Djaky Agbadou, Nathalie Garro
In-Class Case Study:
1 Introduction: Background Information
1.1 Company overview
The firm Zara is a Spanish clothing and accessories retailer based in Galicia, northern Spain. In 1975, founder Amancio Ortega opened the first store in La Coruna, Spain.
Zara is the flagship chain store of the Inditex group (Industria de Diseno Textil), encompassing many self-designed different fashion styles from daily clothing to formal suits, evening dresses and business wear. Their stores feature low-costs lookalike products of popular high-end clothing fashion. The Spanish corporation Inditex is the world`s largest fashion group, running over more than 5400 stores in 73 different countries all over the world. In 2010, Inditex achieved total revenue of 12, 5 billion €. Currently there are 1283 Zara stores worldwide, mainly located in Europe. Besides their flagship chain Zara, Inditex owns 6 other brands like Massimo Dutti, Bershka or Pull and Bear. The company almost designs and manufactures every product itself.

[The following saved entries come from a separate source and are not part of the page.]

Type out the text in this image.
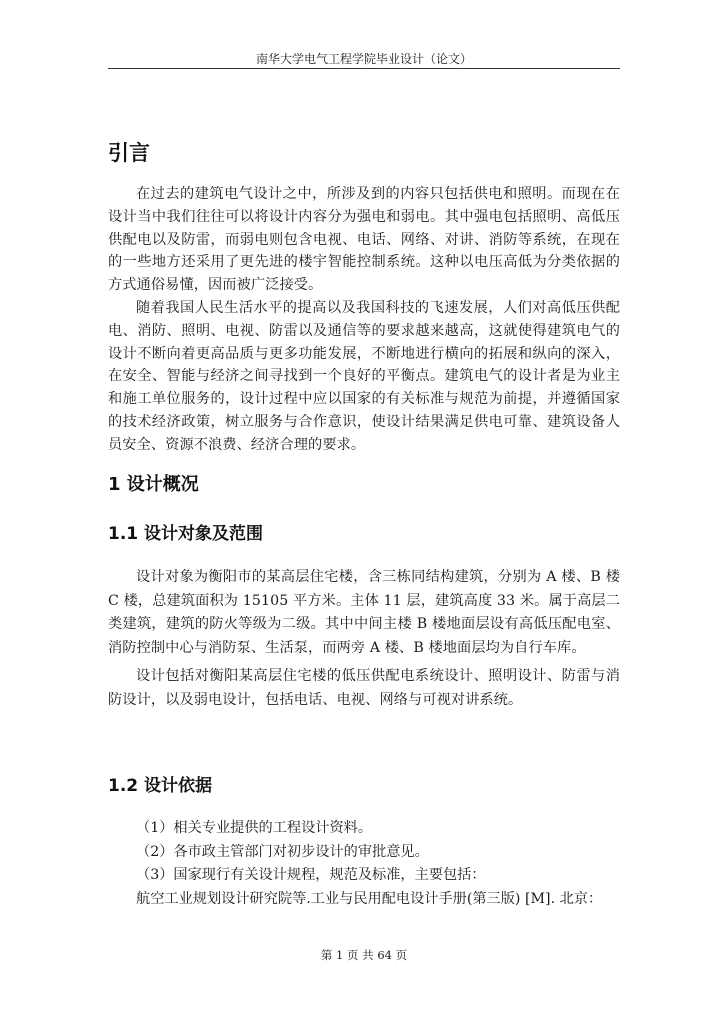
南华大学电气工程学院毕业设计（论文）
引言

在过去的建筑电气设计之中，所涉及到的内容只包括供电和照明。而现在在设计当中我们往往可以将设计内容分为强电和弱电。其中强电包括照明、高低压供配电以及防雷，而弱电则包含电视、电话、网络、对讲、消防等系统，在现在的一些地方还采用了更先进的楼宇智能控制系统。这种以电压高低为分类依据的方式通俗易懂，因而被广泛接受。

随着我国人民生活水平的提高以及我国科技的飞速发展，人们对高低压供配电、消防、照明、电视、防雷以及通信等的要求越来越高，这就使得建筑电气的设计不断向着更高品质与更多功能发展，不断地进行横向的拓展和纵向的深入，在安全、智能与经济之间寻找到一个良好的平衡点。建筑电气的设计者是为业主和施工单位服务的，设计过程中应以国家的有关标准与规范为前提，并遵循国家的技术经济政策，树立服务与合作意识，使设计结果满足供电可靠、建筑设备人员安全、资源不浪费、经济合理的要求。

1 设计概况
1.1 设计对象及范围

设计对象为衡阳市的某高层住宅楼，含三栋同结构建筑，分别为 A 楼、B 楼 C 楼，总建筑面积为 15105 平方米。主体 11 层，建筑高度 33 米。属于高层二类建筑，建筑的防火等级为二级。其中中间主楼 B 楼地面层设有高低压配电室、消防控制中心与消防泵、生活泵，而两旁 A 楼、B 楼地面层均为自行车库。

设计包括对衡阳某高层住宅楼的低压供配电系统设计、照明设计、防雷与消防设计，以及弱电设计，包括电话、电视、网络与可视对讲系统。

1.2 设计依据
（1）相关专业提供的工程设计资料。
（2）各市政主管部门对初步设计的审批意见。
（3）国家现行有关设计规程，规范及标准，主要包括：
航空工业规划设计研究院等.工业与民用配电设计手册(第三版) [M]. 北京：
第 1 页 共 64 页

Zara has often been called as a highly innovative, prosperous concept, mainly due to the fact that the firm just needs about 2 weeks to design a product, manufacture it and get it into their stores (average in the industry is 6 months).
1.2 Fast-Fashion
The Case Study is about the item “Fast-Fashion”. We will give a short explanation of this term, so it might be easier to understand the developments/changes and the implementation of IT system.
“Fast-fashion” is a term used to describe cheap and affordable clothes which are the result of catwalk designs moving into stores in the fastest possible way in order to respond to the latest trends.
Business Strategy: “Cutting-edge fashion at affordable prices”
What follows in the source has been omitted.